Ah, you noticed that I included an optional parameter to include a delimited list of ports to exclude. One issue I discovered along the way is that whn you create an endpoint, it doesn't actually start using the port until the mirroring session has been started. So if my principal and mirror are on SQL instances on the same machine, I will get the same port back both times since the port still is not in use yet.

The mirroring setup script does this behind the scenes, but for the purpose of this script, if I want to ensure I get a different port each time, I remind it what ports it has already given me. For example, if it returns port 5022 the first time, and I use it to create the endpoint on the principal, I now want a different port so I can create an endpoint on the mirror. So I pass "5022" as the ports to exclude, and it does not even test this port for availability.

What's with the weird array at the beginning?
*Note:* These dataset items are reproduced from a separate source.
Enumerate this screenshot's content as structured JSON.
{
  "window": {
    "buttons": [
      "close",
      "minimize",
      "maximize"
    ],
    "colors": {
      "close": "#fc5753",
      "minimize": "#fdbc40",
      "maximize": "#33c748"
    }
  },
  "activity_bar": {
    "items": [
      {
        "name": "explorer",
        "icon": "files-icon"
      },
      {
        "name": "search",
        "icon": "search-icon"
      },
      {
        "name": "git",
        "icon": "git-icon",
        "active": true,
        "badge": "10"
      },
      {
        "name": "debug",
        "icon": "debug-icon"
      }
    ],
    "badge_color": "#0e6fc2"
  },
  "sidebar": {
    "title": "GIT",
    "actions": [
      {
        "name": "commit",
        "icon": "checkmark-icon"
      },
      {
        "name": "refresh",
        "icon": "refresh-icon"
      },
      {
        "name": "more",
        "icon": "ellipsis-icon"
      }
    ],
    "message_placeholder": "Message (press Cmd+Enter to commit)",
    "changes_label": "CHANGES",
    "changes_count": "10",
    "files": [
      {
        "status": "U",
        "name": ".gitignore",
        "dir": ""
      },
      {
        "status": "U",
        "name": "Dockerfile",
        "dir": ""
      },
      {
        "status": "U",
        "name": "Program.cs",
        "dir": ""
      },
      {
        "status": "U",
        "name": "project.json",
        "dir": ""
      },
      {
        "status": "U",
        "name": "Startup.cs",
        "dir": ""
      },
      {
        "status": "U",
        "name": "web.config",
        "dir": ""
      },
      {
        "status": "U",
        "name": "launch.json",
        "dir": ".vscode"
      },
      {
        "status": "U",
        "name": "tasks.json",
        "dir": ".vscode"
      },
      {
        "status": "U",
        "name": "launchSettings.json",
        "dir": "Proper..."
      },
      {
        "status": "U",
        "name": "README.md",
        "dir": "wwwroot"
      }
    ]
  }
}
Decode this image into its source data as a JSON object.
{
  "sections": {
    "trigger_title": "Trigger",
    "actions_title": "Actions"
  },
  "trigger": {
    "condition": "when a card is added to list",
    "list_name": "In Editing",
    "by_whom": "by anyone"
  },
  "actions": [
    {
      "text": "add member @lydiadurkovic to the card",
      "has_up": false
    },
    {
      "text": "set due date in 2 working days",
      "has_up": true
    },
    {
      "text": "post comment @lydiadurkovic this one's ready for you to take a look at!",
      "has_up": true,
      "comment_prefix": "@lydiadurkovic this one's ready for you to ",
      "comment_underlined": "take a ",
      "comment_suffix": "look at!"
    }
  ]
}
Since I wrote this script specifically for use with database mirroring, I wanted the function to search for preferred port numbers first before just doing a straight port scan. This ensures that the common ports for mirroring will be checked first before the uncommon ports. So basically, it is an array of arrays. I loop through the array to get the arrays inside the arrays and then loop through these arrays one at time. And to make things more confusing, I used the ".." range indicator rather than listing the individual range members in the classic comma delimited style.

Comments

Posted by steven.murawski on 10 April 2009

Nice script.  Good to see PowerShell spreading in the DBA world.

Posted by Robert Davis on 10 April 2009

I agree Steven. I love playing around with new technology especially if it is something that I can use as a DBA. I used to use SQLDMO, and I was disappointed when I learned that its replacement was not scriptable. What I love best about powershell is that it made SMO scriptable.